Two years after this conversation, I found out that Germán was in prison, in Detention Facility 5 in Villa María, for possession of drugs.
There’s never any sign of Sarita in the tarot, either alive or dead. She’s the only one of the three who never speaks. The Señora says she feels that Sarita is alive, or at least that she was until recently.
As well as the negative DNA test, her mother has an almost occult reason for believing Sarita is alive: I’ve never been able to dream about her, she says. I would have liked to touch her again, to hear that voice I can no longer remember, even if it were only a dream. But then, I think if I’ve never dreamed about her it must be because she’s still alive. If she were dead, she’d have come back in a dream to say goodbye.

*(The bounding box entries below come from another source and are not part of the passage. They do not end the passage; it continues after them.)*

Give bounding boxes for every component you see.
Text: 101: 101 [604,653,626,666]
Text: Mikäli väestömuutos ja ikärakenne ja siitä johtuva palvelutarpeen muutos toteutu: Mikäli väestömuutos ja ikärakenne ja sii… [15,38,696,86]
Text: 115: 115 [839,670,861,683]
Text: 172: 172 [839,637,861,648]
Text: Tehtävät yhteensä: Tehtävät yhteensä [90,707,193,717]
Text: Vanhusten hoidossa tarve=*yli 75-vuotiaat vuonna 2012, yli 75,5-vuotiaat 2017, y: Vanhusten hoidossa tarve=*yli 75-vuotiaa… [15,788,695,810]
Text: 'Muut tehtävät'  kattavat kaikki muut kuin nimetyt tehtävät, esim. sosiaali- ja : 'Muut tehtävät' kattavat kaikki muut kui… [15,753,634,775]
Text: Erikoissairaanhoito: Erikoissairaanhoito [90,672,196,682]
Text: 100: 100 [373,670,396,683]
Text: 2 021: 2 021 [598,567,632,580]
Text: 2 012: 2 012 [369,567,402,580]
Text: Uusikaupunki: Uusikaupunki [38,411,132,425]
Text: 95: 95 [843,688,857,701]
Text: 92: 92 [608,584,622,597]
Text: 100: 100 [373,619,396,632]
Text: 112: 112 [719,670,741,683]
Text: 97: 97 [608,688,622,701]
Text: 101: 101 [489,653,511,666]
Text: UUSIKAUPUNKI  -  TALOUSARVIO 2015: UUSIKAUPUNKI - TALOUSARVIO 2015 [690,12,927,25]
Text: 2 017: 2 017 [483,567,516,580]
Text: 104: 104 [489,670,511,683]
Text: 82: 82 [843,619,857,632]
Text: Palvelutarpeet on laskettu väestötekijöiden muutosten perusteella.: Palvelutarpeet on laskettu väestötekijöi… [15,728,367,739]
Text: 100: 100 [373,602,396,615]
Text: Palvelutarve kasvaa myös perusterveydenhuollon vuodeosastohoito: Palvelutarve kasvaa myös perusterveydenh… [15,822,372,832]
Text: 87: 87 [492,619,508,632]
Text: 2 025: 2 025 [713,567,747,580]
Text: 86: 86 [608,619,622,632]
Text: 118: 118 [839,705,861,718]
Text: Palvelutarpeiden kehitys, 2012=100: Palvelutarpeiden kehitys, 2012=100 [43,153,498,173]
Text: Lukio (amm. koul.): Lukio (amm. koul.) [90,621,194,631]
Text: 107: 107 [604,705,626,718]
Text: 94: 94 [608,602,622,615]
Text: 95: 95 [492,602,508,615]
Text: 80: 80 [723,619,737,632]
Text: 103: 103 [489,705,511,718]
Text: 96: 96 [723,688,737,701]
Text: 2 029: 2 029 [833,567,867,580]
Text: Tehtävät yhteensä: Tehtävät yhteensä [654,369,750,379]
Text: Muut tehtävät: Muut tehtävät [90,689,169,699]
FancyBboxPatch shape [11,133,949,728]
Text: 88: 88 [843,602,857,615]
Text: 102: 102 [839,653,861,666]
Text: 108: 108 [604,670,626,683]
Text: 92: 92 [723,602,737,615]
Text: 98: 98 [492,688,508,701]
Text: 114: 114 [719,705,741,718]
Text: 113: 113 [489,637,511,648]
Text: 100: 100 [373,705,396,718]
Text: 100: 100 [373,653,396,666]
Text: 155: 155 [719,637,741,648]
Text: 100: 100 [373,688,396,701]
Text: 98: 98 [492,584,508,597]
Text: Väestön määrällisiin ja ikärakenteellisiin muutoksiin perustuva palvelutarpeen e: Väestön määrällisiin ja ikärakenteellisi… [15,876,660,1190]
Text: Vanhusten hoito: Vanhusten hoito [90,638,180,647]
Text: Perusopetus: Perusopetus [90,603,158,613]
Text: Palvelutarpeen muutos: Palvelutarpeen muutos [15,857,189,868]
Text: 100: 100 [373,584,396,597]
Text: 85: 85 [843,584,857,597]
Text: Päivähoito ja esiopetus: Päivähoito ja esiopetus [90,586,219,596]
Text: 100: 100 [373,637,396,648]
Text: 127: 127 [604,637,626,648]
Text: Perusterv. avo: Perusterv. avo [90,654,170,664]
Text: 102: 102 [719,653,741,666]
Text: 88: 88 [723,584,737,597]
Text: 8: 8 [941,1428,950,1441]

When I leave Sara’s, the afternoon is still cold, gloomy and deserted. The taxi driver is waiting for me, parked opposite the house. He’s listening to a football match. The broadcast is interrupted now and then by the crackling of the taxi radio, the voice of a young woman who, from the little central office, reels off customers’ names and addresses.
Since 1977 in Villa María, some twenty unpunished murders have been recorded. In 2002, the femicide of Mariela La Condorito López led to the formation of the Truth and Justice Organisation, which later became Real Truth, Justice for All.